FAQ sur la crise actuelle
Pourquoi le prix de la Xylella fastidiosa augmente-t-il ?
Il est important de clarifier que le prix de la Xylella fastidiosa en tant que pathogène n’augmente pas. Ce qui augmente, ce sont les coûts associés à sa gestion et à sa lutte pour les agriculteurs. Ces coûts incluent l’achat de traitements phytosanitaires spécifiques, la réalisation d’analyses de dépistage régulières et coûteuses, la mise en place de mesures de confinement, et potentiellement le remplacement d’arbres infectés. Ces dépenses supplémentaires se répercutent sur le coût de production des cultures affectées, telles que les amandes, les olives, ou le raisin. Dans certaines situations, les producteurs peuvent être amenés à augmenter leurs prix de vente pour couvrir ces coûts accrus et compenser les pertes de récoltes dues à la maladie.
Quelles sont les cultures les plus menacées par Xylella fastidiosa ?

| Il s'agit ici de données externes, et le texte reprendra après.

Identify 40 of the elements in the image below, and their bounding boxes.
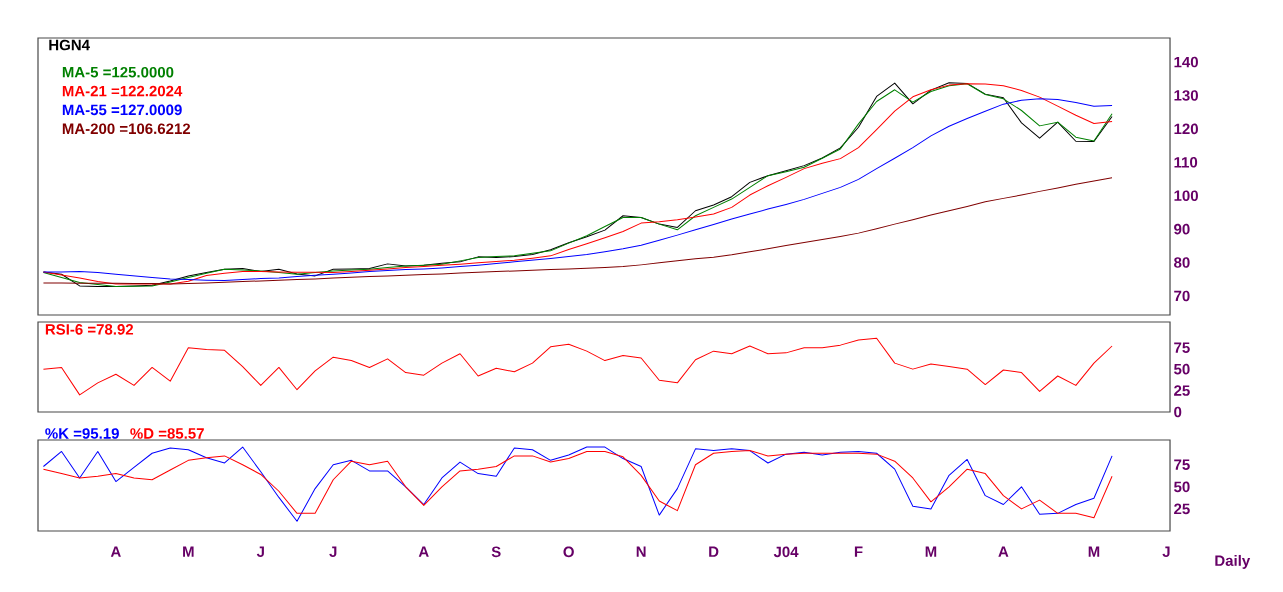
- x-tick-label: J: [329, 546, 337, 557]
- text: MA-21 =122.2024: [62, 85, 183, 97]
- y-tick-label: 50: [1174, 481, 1190, 493]
- y-tick-label: 25: [1174, 385, 1190, 396]
- x-tick-label: J: [256, 546, 264, 557]
- y-tick-label: 120: [1174, 123, 1198, 135]
- x-tick-label: A: [110, 546, 121, 557]
- y-tick-label: 100: [1174, 190, 1198, 202]
- x-tick-label: O: [563, 546, 574, 558]
- series-label: %D =85.57: [130, 428, 204, 439]
- x-tick-label: A: [418, 546, 429, 557]
- line-series: [42, 337, 1113, 396]
- y-tick-label: 110: [1174, 156, 1198, 168]
- x-tick-label: F: [854, 546, 863, 557]
- y-tick-label: 0: [1174, 406, 1182, 418]
- y-tick-label: 25: [1174, 503, 1190, 515]
- y-tick-label: 130: [1174, 90, 1198, 101]
- x-tick-label: A: [998, 546, 1009, 557]
- x-tick-label: M: [183, 546, 194, 557]
- text: MA-5 =125.0000: [62, 66, 174, 78]
- text: RSI-6 =78.92: [45, 324, 134, 335]
- x-tick-label: D: [709, 546, 719, 557]
- text: MA-200 =106.6212: [62, 123, 191, 135]
- y-tick-label: 50: [1174, 363, 1190, 375]
- y-tick-label: 75: [1174, 459, 1190, 470]
- x-tick-label: M: [1088, 546, 1100, 557]
- x-tick-label: M: [925, 546, 937, 557]
- y-tick-label: 75: [1174, 342, 1190, 353]
- y-tick-label: 70: [1174, 290, 1190, 302]
- x-tick-label: N: [636, 546, 646, 557]
- text: MA-55 =127.0009: [62, 104, 182, 116]
- chart-title: HGN4: [49, 39, 90, 51]
- x-tick-label: J: [1162, 546, 1170, 557]
- y-tick-label: 80: [1174, 257, 1190, 268]
- series-label: %K =95.19: [45, 428, 119, 439]
- x-tick-label: S: [491, 546, 501, 558]
- y-tick-label: 140: [1174, 56, 1198, 68]
- x-axis-title: Daily: [1215, 554, 1251, 569]
- y-tick-label: 90: [1174, 223, 1190, 235]
- x-tick-label: J04: [773, 546, 799, 558]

La bactérie Xylella fastidiosa est connue pour sa polyphagie, c’est-à-dire sa capacité à infecter un grand nombre d’espèces végétales. Parmi les cultures les plus menacées figurent les oliviers, les amandiers, les vignes (pour la production de vin et de raisins de table), les agrumes (orangers, citronniers), les pêchers, les cerisiers et de nombreux arbres ornementaux. La diversité des hôtes potentiels fait de Xylella fastidiosa une menace particulièrement redoutable pour la biodiversité agricole et la production végétale.
Comment Xylella fastidiosa se propage-t-elle ?
Xylella fastidiosa est principalement transmise par des insectes piqueurs-suceurs, tels que les cicadelles et les cicadellidae. Ces insectes se nourrissent de la sève des plantes et, s’ils se sont préalablement nourris sur une plante infectée, ils peuvent transporter la bactérie et l’inoculer dans le système vasculaire d’une plante saine lors de leur alimentation. La dissémination peut également se faire par le biais de matériel végétal infecté (boutures, greffons) déplacé d’une région à une autre. La bactérie elle-même ne se déplace pas activement dans l’environnement ; elle dépend des insectes vecteurs et du commerce de végétaux pour sa propagation.
Pour plus d’informations sur la lutte contre les maladies phytosanitaires, vous pouvez consulter les ressources de HortiTecNews.